The 'KPI Progress' project was a multifaceted and rewarding experience during my
internship. In this project, I played a dual role as both a data engineer and a data analyst to
analyze Key Performance Indicator (KPI) data for all employees from 2022 to 2023. The
project involved a comprehensive data engineering process, data cleansing, ETL tasks, and the development of an interactive dashboard to assess individual
KPI progress.
As a data engineer, my first task was to perform data cleansing to ensure the data's
reliability. Utilizing Python in Jupyter Notebook, I applied various data
cleaning techniques to remove inconsistencies, duplicates, and missing values from the KPI
dataset. This step was crucial to ensure a solid foundation for further analysis. Next, I
implemented data upload processes using Python and SQL to transfer the cleansed data to
AWS S3. Then, I utilized AWS Redshift to store and manage the dataset efficiently.

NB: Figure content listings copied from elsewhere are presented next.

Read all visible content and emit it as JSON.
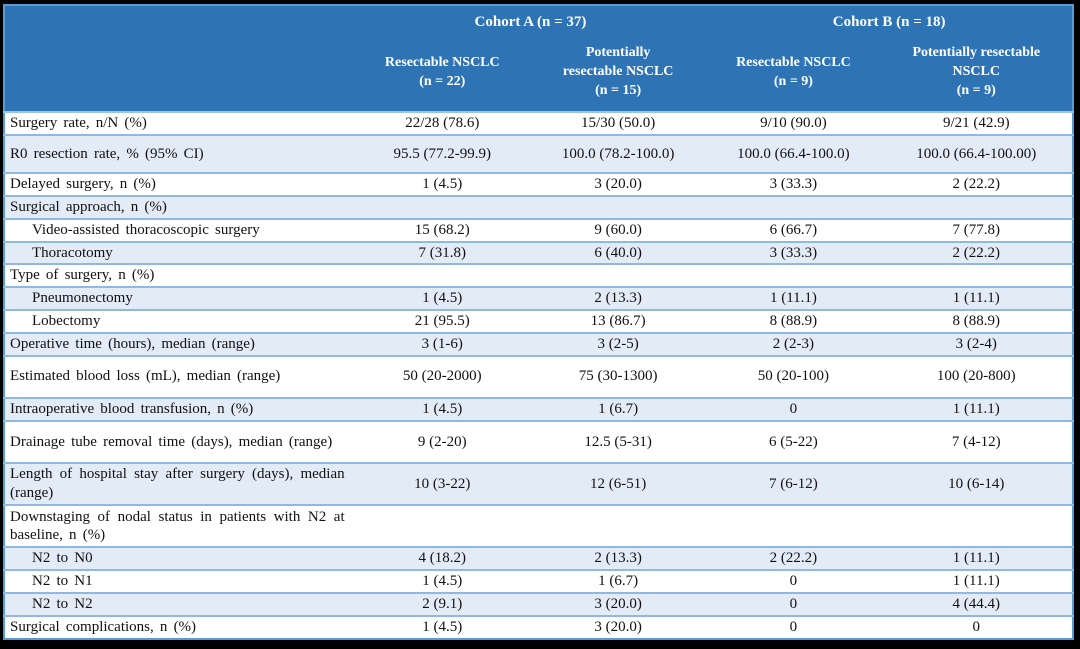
{
  "colors": {
    "header_bg": "#2E74B5",
    "header_text": "#FFFFFF",
    "band_row_bg": "#E3EBF7",
    "separator": "#8FB9E3",
    "header_border": "#5B9BD5",
    "frame": "#000000"
  },
  "header": {
    "groups": [
      {
        "label": "Cohort A (n = 37)"
      },
      {
        "label": "Cohort B (n = 18)"
      }
    ],
    "columns": [
      "Resectable NSCLC\n(n = 22)",
      "Potentially\nresectable NSCLC\n(n = 15)",
      "Resectable NSCLC\n(n = 9)",
      "Potentially resectable\nNSCLC\n(n = 9)"
    ]
  },
  "rows": [
    {
      "label": "Surgery rate, n/N (%)",
      "indent": false,
      "size": "normal",
      "values": [
        "22/28 (78.6)",
        "15/30 (50.0)",
        "9/10 (90.0)",
        "9/21 (42.9)"
      ]
    },
    {
      "label": "R0 resection rate, % (95% CI)",
      "indent": false,
      "size": "tall",
      "values": [
        "95.5 (77.2-99.9)",
        "100.0 (78.2-100.0)",
        "100.0 (66.4-100.0)",
        "100.0 (66.4-100.00)"
      ]
    },
    {
      "label": "Delayed surgery, n (%)",
      "indent": false,
      "size": "normal",
      "values": [
        "1 (4.5)",
        "3 (20.0)",
        "3 (33.3)",
        "2 (22.2)"
      ]
    },
    {
      "label": "Surgical approach, n (%)",
      "indent": false,
      "size": "normal",
      "values": [
        "",
        "",
        "",
        ""
      ]
    },
    {
      "label": "Video-assisted thoracoscopic surgery",
      "indent": true,
      "size": "normal",
      "values": [
        "15 (68.2)",
        "9 (60.0)",
        "6 (66.7)",
        "7 (77.8)"
      ]
    },
    {
      "label": "Thoracotomy",
      "indent": true,
      "size": "normal",
      "values": [
        "7 (31.8)",
        "6 (40.0)",
        "3 (33.3)",
        "2 (22.2)"
      ]
    },
    {
      "label": "Type of surgery, n (%)",
      "indent": false,
      "size": "normal",
      "values": [
        "",
        "",
        "",
        ""
      ]
    },
    {
      "label": "Pneumonectomy",
      "indent": true,
      "size": "normal",
      "values": [
        "1 (4.5)",
        "2 (13.3)",
        "1 (11.1)",
        "1 (11.1)"
      ]
    },
    {
      "label": "Lobectomy",
      "indent": true,
      "size": "normal",
      "values": [
        "21 (95.5)",
        "13 (86.7)",
        "8 (88.9)",
        "8 (88.9)"
      ]
    },
    {
      "label": "Operative time (hours), median (range)",
      "indent": false,
      "size": "normal",
      "values": [
        "3 (1-6)",
        "3 (2-5)",
        "2 (2-3)",
        "3 (2-4)"
      ]
    },
    {
      "label": "Estimated blood loss (mL), median (range)",
      "indent": false,
      "size": "tall2",
      "values": [
        "50 (20-2000)",
        "75 (30-1300)",
        "50 (20-100)",
        "100 (20-800)"
      ]
    },
    {
      "label": "Intraoperative blood transfusion, n (%)",
      "indent": false,
      "size": "normal",
      "values": [
        "1 (4.5)",
        "1 (6.7)",
        "0",
        "1 (11.1)"
      ]
    },
    {
      "label": "Drainage tube removal time (days), median (range)",
      "indent": false,
      "size": "tall2",
      "values": [
        "9 (2-20)",
        "12.5 (5-31)",
        "6 (5-22)",
        "7 (4-12)"
      ]
    },
    {
      "label": "Length of hospital stay after surgery (days), median (range)",
      "indent": false,
      "size": "tall2",
      "values": [
        "10 (3-22)",
        "12 (6-51)",
        "7 (6-12)",
        "10 (6-14)"
      ]
    },
    {
      "label": "Downstaging of nodal status in patients with N2 at baseline, n (%)",
      "indent": false,
      "size": "tall2",
      "values": [
        "",
        "",
        "",
        ""
      ]
    },
    {
      "label": "N2 to N0",
      "indent": true,
      "size": "normal",
      "values": [
        "4 (18.2)",
        "2 (13.3)",
        "2 (22.2)",
        "1 (11.1)"
      ]
    },
    {
      "label": "N2 to N1",
      "indent": true,
      "size": "normal",
      "values": [
        "1 (4.5)",
        "1 (6.7)",
        "0",
        "1 (11.1)"
      ]
    },
    {
      "label": "N2 to N2",
      "indent": true,
      "size": "normal",
      "values": [
        "2 (9.1)",
        "3 (20.0)",
        "0",
        "4 (44.4)"
      ]
    },
    {
      "label": "Surgical complications, n (%)",
      "indent": false,
      "size": "normal",
      "values": [
        "1 (4.5)",
        "3 (20.0)",
        "0",
        "0"
      ]
    }
  ]
}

To automate the data processing and refresh the dataset regularly, I employed Apache
Airflow, an open-source platform for orchestrating complex workflows. I created data
pipelines and scheduled them to refresh the KPI data every first ten days of each month. This
approach ensured that the dashboard always displayed the most up-to-date information,
enabling real-time monitoring of KPI progress.
With the data engineering process completed, I transitioned into the role of a data
analyst. Leveraging DAX in Power BI, I designed and developed an interactive dashboard
that allowed each evaluator to track the progress of KPIs.